Unless you live near the Mary River in Queensland, Australia, you’re likely to have never come across the similarly named Mary River turtle, which is remarkably different to some of its cousins.

With its bright shock of green algae hair, fleshy growths under its chin and docile lifestyle, the turtle became a favourite for people in search of an eye-catching and easy pet to take care of.

Future Human

But perhaps its most bizarre feature is the fact that it contains specialised glands in its genitals that allow it to remain submerged for up to 72 hours.

According to The Guardian, a new list compiled by the Zoological Society of London (ZSL) charting the most endangered species of reptiles in the world has included the Mary River turtle.

Running since 2007, the ZSL’s Evolutionarily Distinct and Globally Endangered (EDGE) list for reptiles has put the turtle in 30th place out of 100, based on a score determined by its isolation or uniqueness, and its risk for extinction.

The only species in its genus, the turtle is believed to have diverged from all other living species approximately 40m years ago.

By comparison, humans as a species split from our closest relatives less than 10m years ago.

25-year breeding cycle

Driving the turtle’s endangered status are environmental and human factors, the ZSL found, with the Mary River turtle taking up to 25 years to breed, an exceptionally long time for a species to maintain a healthy population.

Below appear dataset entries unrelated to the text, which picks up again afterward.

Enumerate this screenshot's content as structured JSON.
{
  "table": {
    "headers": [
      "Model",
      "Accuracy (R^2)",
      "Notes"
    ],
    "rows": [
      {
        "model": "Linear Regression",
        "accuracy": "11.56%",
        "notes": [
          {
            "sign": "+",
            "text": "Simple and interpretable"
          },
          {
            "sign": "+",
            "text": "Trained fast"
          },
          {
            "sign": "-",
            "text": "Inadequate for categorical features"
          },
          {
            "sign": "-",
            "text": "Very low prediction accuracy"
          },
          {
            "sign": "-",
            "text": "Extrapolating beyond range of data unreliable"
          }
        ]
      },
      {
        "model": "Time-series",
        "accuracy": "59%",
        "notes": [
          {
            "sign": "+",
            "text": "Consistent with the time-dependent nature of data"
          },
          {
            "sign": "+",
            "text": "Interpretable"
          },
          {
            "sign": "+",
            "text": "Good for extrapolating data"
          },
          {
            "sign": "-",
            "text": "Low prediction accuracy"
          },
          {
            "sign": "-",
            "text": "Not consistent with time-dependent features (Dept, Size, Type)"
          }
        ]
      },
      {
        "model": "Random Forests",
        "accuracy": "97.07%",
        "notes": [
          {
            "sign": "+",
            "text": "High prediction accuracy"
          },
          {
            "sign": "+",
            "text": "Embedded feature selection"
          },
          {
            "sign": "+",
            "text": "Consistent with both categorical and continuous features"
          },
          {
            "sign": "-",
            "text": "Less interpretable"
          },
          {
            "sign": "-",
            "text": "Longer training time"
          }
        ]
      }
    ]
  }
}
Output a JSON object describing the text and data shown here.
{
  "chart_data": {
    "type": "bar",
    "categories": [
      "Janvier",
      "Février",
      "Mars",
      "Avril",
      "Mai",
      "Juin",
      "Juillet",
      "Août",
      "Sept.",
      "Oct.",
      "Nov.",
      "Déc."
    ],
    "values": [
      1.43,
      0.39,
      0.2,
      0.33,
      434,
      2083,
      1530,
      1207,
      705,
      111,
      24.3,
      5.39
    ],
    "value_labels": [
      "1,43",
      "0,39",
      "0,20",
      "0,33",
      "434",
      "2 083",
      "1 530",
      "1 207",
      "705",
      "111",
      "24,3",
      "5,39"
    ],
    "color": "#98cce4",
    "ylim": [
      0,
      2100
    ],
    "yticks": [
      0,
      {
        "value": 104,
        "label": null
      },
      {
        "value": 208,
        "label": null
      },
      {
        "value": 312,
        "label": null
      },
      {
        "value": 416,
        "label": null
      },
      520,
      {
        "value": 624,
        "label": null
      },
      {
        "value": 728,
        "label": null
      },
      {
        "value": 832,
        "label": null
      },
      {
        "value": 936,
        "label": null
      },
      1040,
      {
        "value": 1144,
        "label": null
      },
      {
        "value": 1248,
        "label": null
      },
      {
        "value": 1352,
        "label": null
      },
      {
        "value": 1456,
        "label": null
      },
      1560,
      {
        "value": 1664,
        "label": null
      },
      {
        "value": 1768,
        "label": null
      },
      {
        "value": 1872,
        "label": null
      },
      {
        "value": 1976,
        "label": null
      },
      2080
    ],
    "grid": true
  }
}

Additionally, both the pet trade and the building of dams in the Queensland area have significantly impacted its population.

The most endangered reptile, according to the list, is the Madagascar big-headed turtle, which is both a unique and prehistoric reptile.

Given its name, its distinctive feature is its large head in comparison with its body, and a colouration that sometimes makes it appear as if it has a gold shell.

Native to the waterways and wetlands of western Madagascar, the turtle is the sole surviving species in its genus on a family tree that stretches back more than 80m years.